The subway hero pulled the victim to the platform.
“He was scared, he was bleeding all over,” Mohabir said. “He didn’t want to go to the hospital, but the cops got him to go.”
EMS responded to the crime scene and rushed Crawford to NewYork-Presbyterian/Weill Cornell Medical Center, where he was treated for multiple ribs, pelvic and spinal fractures. The victim was stabilized and listed in stable condition.
State Senator Joseph Addabbo presented Mohabir with a Senate citation at his Woodhaven district office on Sept. 18 during a gathering that included his wife Bibi Safi-Mohabir and his co-workers and union members from United Electrical Workers of America (UEWA) Local 363.
“Pooran Mohabir is a hero, a truly selfless individual who ran towards danger, motivated by instinct and protected by the training he received as part of his job,” Addabbo said. “He didn’t just save one life, but he affected so many around him by his actions — the victim’s family, the train conductor who could have hit the victim, any straphangers who might become fearful to ride a train again and his own family, because he could have perished while saving Mr. Crawford. It is only fitting that I honor Pooran today because it takes a very special person, a person whom we all hope would be around if we were ever in that situation. He is a role model for every citizen who has ever wondered whether he or she should get involved in helping someone or turn away.”

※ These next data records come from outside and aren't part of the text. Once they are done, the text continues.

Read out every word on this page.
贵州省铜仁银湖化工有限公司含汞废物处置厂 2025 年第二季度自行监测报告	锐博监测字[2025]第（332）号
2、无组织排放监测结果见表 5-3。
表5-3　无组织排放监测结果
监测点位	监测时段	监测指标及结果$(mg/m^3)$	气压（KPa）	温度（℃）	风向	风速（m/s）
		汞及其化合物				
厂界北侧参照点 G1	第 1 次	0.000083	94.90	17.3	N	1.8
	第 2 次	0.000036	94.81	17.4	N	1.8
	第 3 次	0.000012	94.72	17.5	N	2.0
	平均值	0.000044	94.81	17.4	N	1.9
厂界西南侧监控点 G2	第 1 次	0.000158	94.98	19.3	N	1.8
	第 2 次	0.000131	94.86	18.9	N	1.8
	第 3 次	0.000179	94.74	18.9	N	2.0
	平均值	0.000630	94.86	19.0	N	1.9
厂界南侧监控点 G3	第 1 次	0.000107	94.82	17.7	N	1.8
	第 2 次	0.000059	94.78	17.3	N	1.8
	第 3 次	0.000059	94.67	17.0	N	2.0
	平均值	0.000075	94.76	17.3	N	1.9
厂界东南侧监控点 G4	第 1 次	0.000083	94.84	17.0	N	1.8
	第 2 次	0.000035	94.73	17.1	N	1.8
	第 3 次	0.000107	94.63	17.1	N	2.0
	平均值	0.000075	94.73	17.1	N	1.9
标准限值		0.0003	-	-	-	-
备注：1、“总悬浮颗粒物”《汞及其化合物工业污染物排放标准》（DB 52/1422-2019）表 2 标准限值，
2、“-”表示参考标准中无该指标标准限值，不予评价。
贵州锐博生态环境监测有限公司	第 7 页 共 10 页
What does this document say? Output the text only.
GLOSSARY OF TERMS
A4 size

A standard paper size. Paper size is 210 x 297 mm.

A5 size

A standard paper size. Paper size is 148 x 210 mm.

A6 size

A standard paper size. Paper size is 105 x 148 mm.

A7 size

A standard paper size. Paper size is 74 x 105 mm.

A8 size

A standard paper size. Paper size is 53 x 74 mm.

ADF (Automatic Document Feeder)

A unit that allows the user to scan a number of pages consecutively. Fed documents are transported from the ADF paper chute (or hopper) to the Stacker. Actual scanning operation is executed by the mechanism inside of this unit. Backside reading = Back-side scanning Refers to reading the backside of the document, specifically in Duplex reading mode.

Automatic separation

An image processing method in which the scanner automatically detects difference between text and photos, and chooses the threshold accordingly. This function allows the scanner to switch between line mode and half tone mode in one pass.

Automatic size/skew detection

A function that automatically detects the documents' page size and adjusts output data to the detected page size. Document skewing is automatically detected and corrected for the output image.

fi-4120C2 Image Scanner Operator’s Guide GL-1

Derrick Mills, 39, of the Upper West Side, was taken into custody on Thursday, Sept. 14 and charged with assault. He had been seen talking to himself on the subway platform and became agitated when he saw Crawford glance at him and he allegedly shoved him to the track bed.
Mohabir remembers seeing Mills heading for the stairs. There were only a few people at the subway station at the time and he was the only one to rescue the fallen grandfather, whom he stayed with until police arrived.
“I was just at the right place at the right time,” Mohabir said. “For me, I would do it again.”